Note: The actual publish rate and total number of alerts published may not be exactly as requested since alerts are published in batches with a (1) fixed number of alerts per batch, and (2) fixed batch publish rate. Both numbers are determined by the input arguments, but some rounding occurs.


How Does the Consumer Simulator Work?

The consumer simulator simply pulls messages from a Pub/Sub subscription and republishes them to a Pub/Sub topic at given rate for a given length of time. By connecting to a “reservoir” subscription that contains suitable alerts, and publishing to your instance’s alerts Pub/Sub topic, you can bypass your instance’s consumer and control the flow of alerts entering your broker.

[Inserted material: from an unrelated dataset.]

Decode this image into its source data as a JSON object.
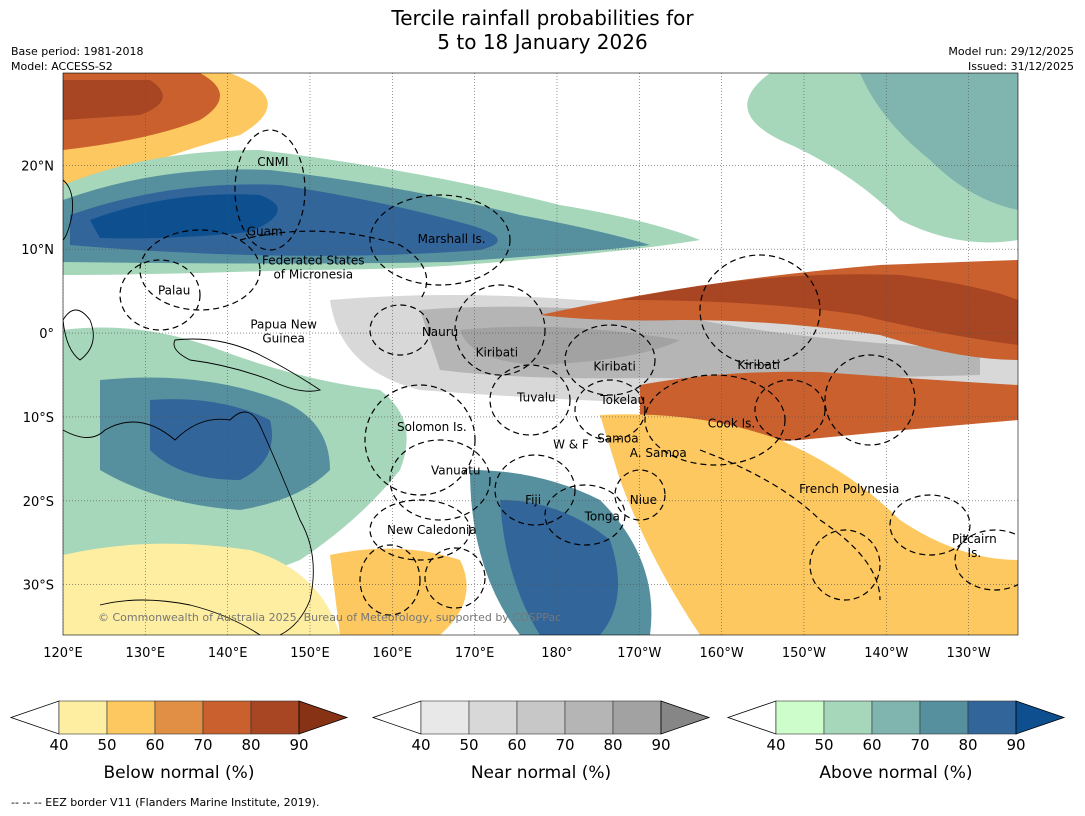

Many options are available; see Arguments and Options.

The simulator publishes alerts in batches, so the input arguments get converted to appropriate values. Therefore, the actual total number of alerts published, publish rate, and length of run time may not be exactly equal to what the user requests. Rounding occurs so that an integer number of batches are published, each containing the same integer number of alerts. If you want one or both to be exact, choose an appropriate combination of variables.

Reservoir Subscriptions

Every broker instance has a Pub/Sub subscription with the name stub “alerts-reservoir” that is a subscription to its “alerts” topic. Every alert entering the instance ends up in this reservoir where it is held until pulled (and acknowledged) or for 7 days, whichever comes first.

You can pull alerts from the reservoir of any instance to which you have access. By default, the consumer simulator pulls from the production instance of the survey associated with the topic to which it is publishing, since it is assumed to contain the largest number of suitable alerts. You can check the number of alerts in a reservoir (“unacked message count”) by viewing the subscription in the GCP Console (see here).

If you pull from the reservoir of the same instance to which you are publishing, you create a closed loop. In this way, you can access an infinite source of non-unique alerts. Of course, this requires that you have previously fed alerts into your broker instance by some other method so that your reservoir is not empty.

Another way to access an infinite source is by “nack”-ing messages, which tells the subscriber “n”ot to “ack”nowledge the messages, meaning they do not get dropped from the reservoir.


* The consumer simulator actually does not care what the contents of the Pub/Sub messages are. It can be used to pull messages from any subscription and publish them to any topic.